There's a time and place for race pace and faster runs. Long run weekend is not one of those, especially in this part of my training cycle and in the summer. I'm building up my base so my body is ready for more mileage. I added a fourth day to my running last week, and I have 4 weeks until the difficult training technically starts. As I get deep into training, some of my long runs will incorporate race pace miles, but usually no more than 30% of the run, and the rest of the miles will be at long run pace. Speed will happen during interval runs, tempo runs, races, track nights, and runs like those, but in order to properly prepare oneself for the rigors of the volume of marathon training, you have to allow yourself the luxury of recovery miles and long, slow miles. If I ran 8:58 pace day in and day out, at 40 or 50+ miles per week, I would be depleted on race day.

I have to be deliberate, I have to monitor my heart rate so I can track my effort and adjust as necessary, I have to respect the weather, and I have to take care of myself. I want this goal so badly and there's just no reason why I can't hit it (for the love of God, don't let it be hot on race day!).

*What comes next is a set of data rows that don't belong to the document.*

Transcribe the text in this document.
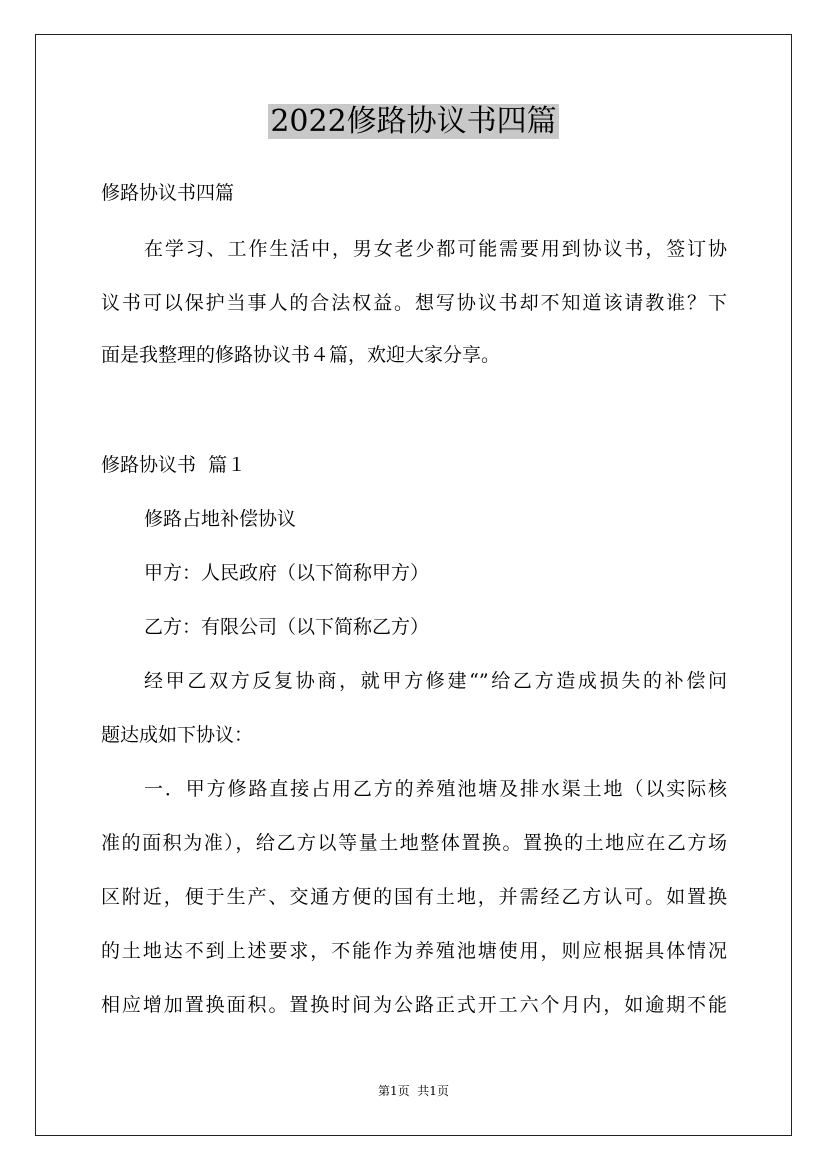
2022修路协议书四篇
修路协议书四篇
在学习、工作生活中，男女老少都可能需要用到协议书，签订协
议书可以保护当事人的合法权益。想写协议书却不知道该请教谁？下
面是我整理的修路协议书４篇，欢迎大家分享。
修路协议书  篇１
修路占地补偿协议
甲方：人民政府（以下简称甲方）
乙方：有限公司（以下简称乙方）
经甲乙双方反复协商，就甲方修建“”给乙方造成损失的补偿问
题达成如下协议：
一．甲方修路直接占用乙方的养殖池塘及排水渠土地（以实际核
准的面积为准），给乙方以等量土地整体置换。置换的土地应在乙方场
区附近，便于生产、交通方便的国有土地，并需经乙方认可。如置换
的土地达不到上述要求，不能作为养殖池塘使用，则应根据具体情况
相应增加置换面积。置换时间为公路正式开工六个月内，如逾期不能
第1页  共1页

I follow a lot of runners on Instagram (and check out a few popular ones) to see how they train. To be honest, so many of them make me CRINGE. Day in, day out they are running goal pace for every run, including long runs, and getting praised for being "so fast, so inspirational, so amazing." They complain about every run being "SO HARD." And then for many of them, they blow up on race day or (like me) their marathon times don't match up to their training. I know "slow" runs don't make you look as badass and that you want as many "likes" as you can get, but it's not worth it. If every run is done at race pace, and every run is hard, and there are no recovery miles in there, of course your body will blow up. Then I find the super fast runners who sometimes run their long runs at MY pace, yet hit super fast times in their marathons and I soak it all in. That's what I want. I want to be SMART about my training, I want to be done with my long runs and feel GREAT. I want to arrive at the start line in Pass Christian, Mississippi, and feel like I can fly because I threw down 50 mile running weeks exactly like I needed to to be successful.

That means that I'll see 10+ min pace on my watch and I can't bitch about it.

1 comment:

  1. I don't think I had a single long run average even close to a 9:00 pace last leading up to either El Paso or Huntsville. Everything (other than the few race pace miles during the run) was well over 9:30 and some were 10:00+. It was hard to get used to and I doubted myself quite a bit, but honestly as the speed work and total mileage picked up, that was all I could muster most long run days especially knowing at some point during the run I still needed to hit race pace. So I gave myself some leeway to just get through the miles and not worry about the time. Needless to say, it paid off and yours will too!